Contextual Films for ‘Closer to Home’ at The Scottish Gallery, 7 – 30 January 2021
Closer to Home – Torlum Wood to Torlum Hill
Media coverage for ‘Closer to Home’
The Courier Weekend magazine 30/1/21
The Scotsman Magazine 16/1/21
The Courier 8/1/21
‘Closer to Home’
The Scottish Gallery, Edinburgh
6th – 30th January 2021
A solo exhibition of 24 paintings and 23 photographs, based in the landscapes around our home in Crieff, Perthshire. During the early part of 2020 the coronavirus COVID-19 caused a lockdown across the UK, and a number of the paintings produced during these months are partly a response to the affects of living in a fearful time.
‘Great Scots’
The Scottish Gallery, Edinburgh
3rd – 27th June 2020
This exhibition was presented online only as the country was in lockdown to suppress the spread of Covid-19. The artworks were mostly created while in isolation. I had been very busy creating a new series for a solo exhibition with The Scottish Gallery for January 2021, so my contribution was selected from these finished paintings.
‘Fully Awake’
Edinburgh College of Art
27thJuly – 25thAugust 2019
Fully Awake is a cycle of exhibitions with an intergenerational approach to how painting is taught. Thirteen artists currently teaching at UK art institutions will show their work alongside that of two guest artists, one of whom they have taught, and the other who has taught them. Exhibiting artists include Sonia Boyce, Alexis Harding and Dan Hays. The show has been curated by Ian Hartshorne and Sean Kaye for the organisation Teaching Painting.
I chose to nominate James Morrison as a tutor who had influenced my approach to painting, and Blair McLaughlin, a former student who is forging a successful career. I selected one painting each, to exhibit alongside ‘Spectral Vision on High Ground’ (2017).
‘Back to the Drawing Board’
Roger Billcliffe Gallery, Glasgow
31stMay – 30thJuly 2019
Roger Billcliffe Gallery is staging a summer exhibition devoted to contemporary drawing in Scotland, addressing the challenge that drawing is no longer taught in art schools and therefore has become irrelevant to contemporary practice.

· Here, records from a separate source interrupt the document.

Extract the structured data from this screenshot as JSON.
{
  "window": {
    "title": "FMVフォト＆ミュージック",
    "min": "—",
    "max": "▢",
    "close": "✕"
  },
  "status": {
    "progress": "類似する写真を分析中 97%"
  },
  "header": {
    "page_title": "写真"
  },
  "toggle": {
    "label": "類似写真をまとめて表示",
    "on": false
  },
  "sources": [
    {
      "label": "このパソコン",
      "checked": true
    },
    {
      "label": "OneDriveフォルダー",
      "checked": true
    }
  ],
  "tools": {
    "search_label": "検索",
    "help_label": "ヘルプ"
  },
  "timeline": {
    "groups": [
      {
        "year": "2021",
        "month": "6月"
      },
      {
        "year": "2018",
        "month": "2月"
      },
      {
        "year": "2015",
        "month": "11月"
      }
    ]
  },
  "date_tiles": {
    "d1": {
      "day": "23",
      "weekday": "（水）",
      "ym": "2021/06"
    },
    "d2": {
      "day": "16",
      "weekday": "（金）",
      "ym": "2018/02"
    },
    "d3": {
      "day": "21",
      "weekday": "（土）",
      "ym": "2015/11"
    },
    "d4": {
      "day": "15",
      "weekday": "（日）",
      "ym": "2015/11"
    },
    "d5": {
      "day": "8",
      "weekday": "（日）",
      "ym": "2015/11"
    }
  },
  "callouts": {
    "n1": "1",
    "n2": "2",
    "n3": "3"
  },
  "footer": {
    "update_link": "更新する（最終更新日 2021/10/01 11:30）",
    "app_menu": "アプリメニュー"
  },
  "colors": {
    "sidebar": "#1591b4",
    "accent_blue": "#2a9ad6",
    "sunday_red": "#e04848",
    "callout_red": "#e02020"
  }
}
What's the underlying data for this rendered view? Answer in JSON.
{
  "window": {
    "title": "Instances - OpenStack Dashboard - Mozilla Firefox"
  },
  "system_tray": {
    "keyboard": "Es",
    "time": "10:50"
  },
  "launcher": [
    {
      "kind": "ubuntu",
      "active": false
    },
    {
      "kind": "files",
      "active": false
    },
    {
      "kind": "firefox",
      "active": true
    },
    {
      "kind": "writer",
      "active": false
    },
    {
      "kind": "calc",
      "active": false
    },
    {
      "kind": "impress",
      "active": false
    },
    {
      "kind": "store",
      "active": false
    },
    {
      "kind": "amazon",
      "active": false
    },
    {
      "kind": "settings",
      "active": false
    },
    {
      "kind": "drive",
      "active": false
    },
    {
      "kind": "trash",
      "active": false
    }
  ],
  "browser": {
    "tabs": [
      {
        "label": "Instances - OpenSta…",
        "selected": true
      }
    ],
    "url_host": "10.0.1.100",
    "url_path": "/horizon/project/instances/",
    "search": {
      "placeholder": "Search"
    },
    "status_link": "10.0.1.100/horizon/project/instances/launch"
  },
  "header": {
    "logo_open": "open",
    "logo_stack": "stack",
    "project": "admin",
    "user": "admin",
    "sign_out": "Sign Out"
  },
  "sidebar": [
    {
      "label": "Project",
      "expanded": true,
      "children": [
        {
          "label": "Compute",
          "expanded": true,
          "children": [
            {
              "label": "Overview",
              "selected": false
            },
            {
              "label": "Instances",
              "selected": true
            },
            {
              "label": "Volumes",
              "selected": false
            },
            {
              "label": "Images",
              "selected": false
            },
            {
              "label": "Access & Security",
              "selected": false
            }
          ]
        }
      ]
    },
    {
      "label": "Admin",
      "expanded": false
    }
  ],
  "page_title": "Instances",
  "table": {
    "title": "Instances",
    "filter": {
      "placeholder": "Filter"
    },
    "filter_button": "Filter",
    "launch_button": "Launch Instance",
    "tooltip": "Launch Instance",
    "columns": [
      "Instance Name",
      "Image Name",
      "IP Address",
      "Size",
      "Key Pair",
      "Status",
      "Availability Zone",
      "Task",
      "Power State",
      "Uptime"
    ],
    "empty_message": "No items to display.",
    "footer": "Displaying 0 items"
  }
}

I was delighted to find that one of my drawings had been selected for the front of the invitation card, given that the selected artists represent the very best of contemporary Scottish art.
‘A Year Closer to Home’
A photographic diary by Philip Braham
Published by BLURB, November 2018
ISBN 978-1-38-800585-6
During the first year of our move from Edinburgh to Crieff in rural Perthshire, I documented our new surroundings as the seasons changed, exploring the landscape with fresh and eager eyes. I gave this book the title ‘A Year Closer to Home’ because I came to understand that the idea of ‘home’ need not be rooted in the impressions imprinted during childhood, warm and strong though these are, but that the sense of a longing-to-return might instead be for a destination that still lies ahead: a horizon that has now come into view.

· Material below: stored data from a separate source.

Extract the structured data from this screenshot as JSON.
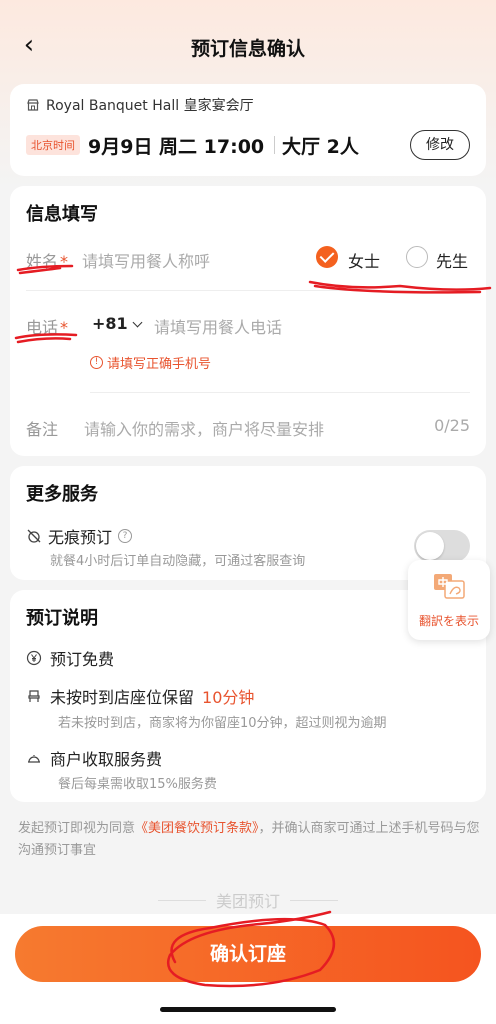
{
  "nav": {
    "title": "预订信息确认",
    "back_icon": "back-arrow-icon"
  },
  "restaurant": {
    "name": "Royal Banquet Hall 皇家宴会厅",
    "time_badge": "北京时间",
    "datetime": "9月9日 周二 17:00",
    "party": "大厅 2人",
    "modify_label": "修改"
  },
  "info": {
    "title": "信息填写",
    "name_label": "姓名",
    "name_placeholder": "请填写用餐人称呼",
    "gender_options": [
      {
        "label": "女士",
        "selected": true
      },
      {
        "label": "先生",
        "selected": false
      }
    ],
    "phone_label": "电话",
    "country_code": "+81",
    "phone_placeholder": "请填写用餐人电话",
    "phone_error": "请填写正确手机号",
    "remark_label": "备注",
    "remark_placeholder": "请输入你的需求，商户将尽量安排",
    "remark_count": "0/25",
    "required_mark": "*"
  },
  "services": {
    "title": "更多服务",
    "item_label": "无痕预订",
    "item_desc": "就餐4小时后订单自动隐藏，可通过客服查询",
    "toggle_on": false
  },
  "booking_notes": {
    "title": "预订说明",
    "free": "预订免费",
    "hold": "未按时到店座位保留",
    "hold_time": "10分钟",
    "hold_desc": "若未按时到店，商家将为你留座10分钟，超过则视为逾期",
    "fee": "商户收取服务费",
    "fee_desc": "餐后每桌需收取15%服务费"
  },
  "terms": {
    "prefix": "发起预订即视为同意",
    "link": "《美团餐饮预订条款》",
    "suffix": "，并确认商家可通过上述手机号码与您沟通预订事宜"
  },
  "brand": "美团预订",
  "confirm_label": "确认订座",
  "translate_label": "翻訳を表示",
  "colors": {
    "accent": "#f4611f",
    "error": "#e8542f",
    "annotation": "#e51c23"
  }
}
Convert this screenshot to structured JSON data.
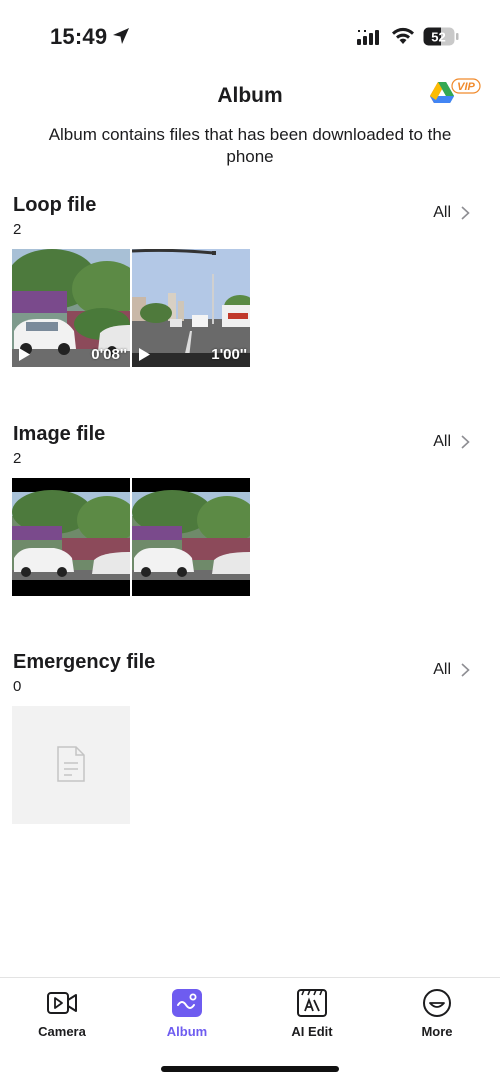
{
  "status_bar": {
    "time": "15:49",
    "battery": "52"
  },
  "header": {
    "title": "Album",
    "vip_badge": "VIP"
  },
  "subtitle": "Album contains files that has been downloaded to the phone",
  "sections": {
    "loop": {
      "title": "Loop file",
      "count": "2",
      "all_label": "All",
      "items": [
        {
          "duration": "0'08''"
        },
        {
          "duration": "1'00''"
        }
      ]
    },
    "image": {
      "title": "Image file",
      "count": "2",
      "all_label": "All"
    },
    "emergency": {
      "title": "Emergency file",
      "count": "0",
      "all_label": "All"
    }
  },
  "tabs": [
    {
      "label": "Camera",
      "icon": "video-camera-icon"
    },
    {
      "label": "Album",
      "icon": "album-icon",
      "active": true
    },
    {
      "label": "AI Edit",
      "icon": "ai-edit-icon"
    },
    {
      "label": "More",
      "icon": "smiley-icon"
    }
  ],
  "colors": {
    "accent": "#6e5cf0",
    "vip": "#f08a2c"
  }
}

In Time and Silently The Scottish Gallery, Edinburgh
I opened the 2018 season of exhibitions at The Scottish Gallery in Edinburgh with a solo show comprising 38 recent paintings. The title was taken from the final line of the final poem In Time that Seamus Heaney wrote 12 days before his death in 2013. Like the poem, this body of work considers the temporal nature of our existence that is overshadowed by our immanent nonexistence, yet a kind of transcendence is afforded through the ecstatic acknowledgement of the abundance of nature, ever renewing.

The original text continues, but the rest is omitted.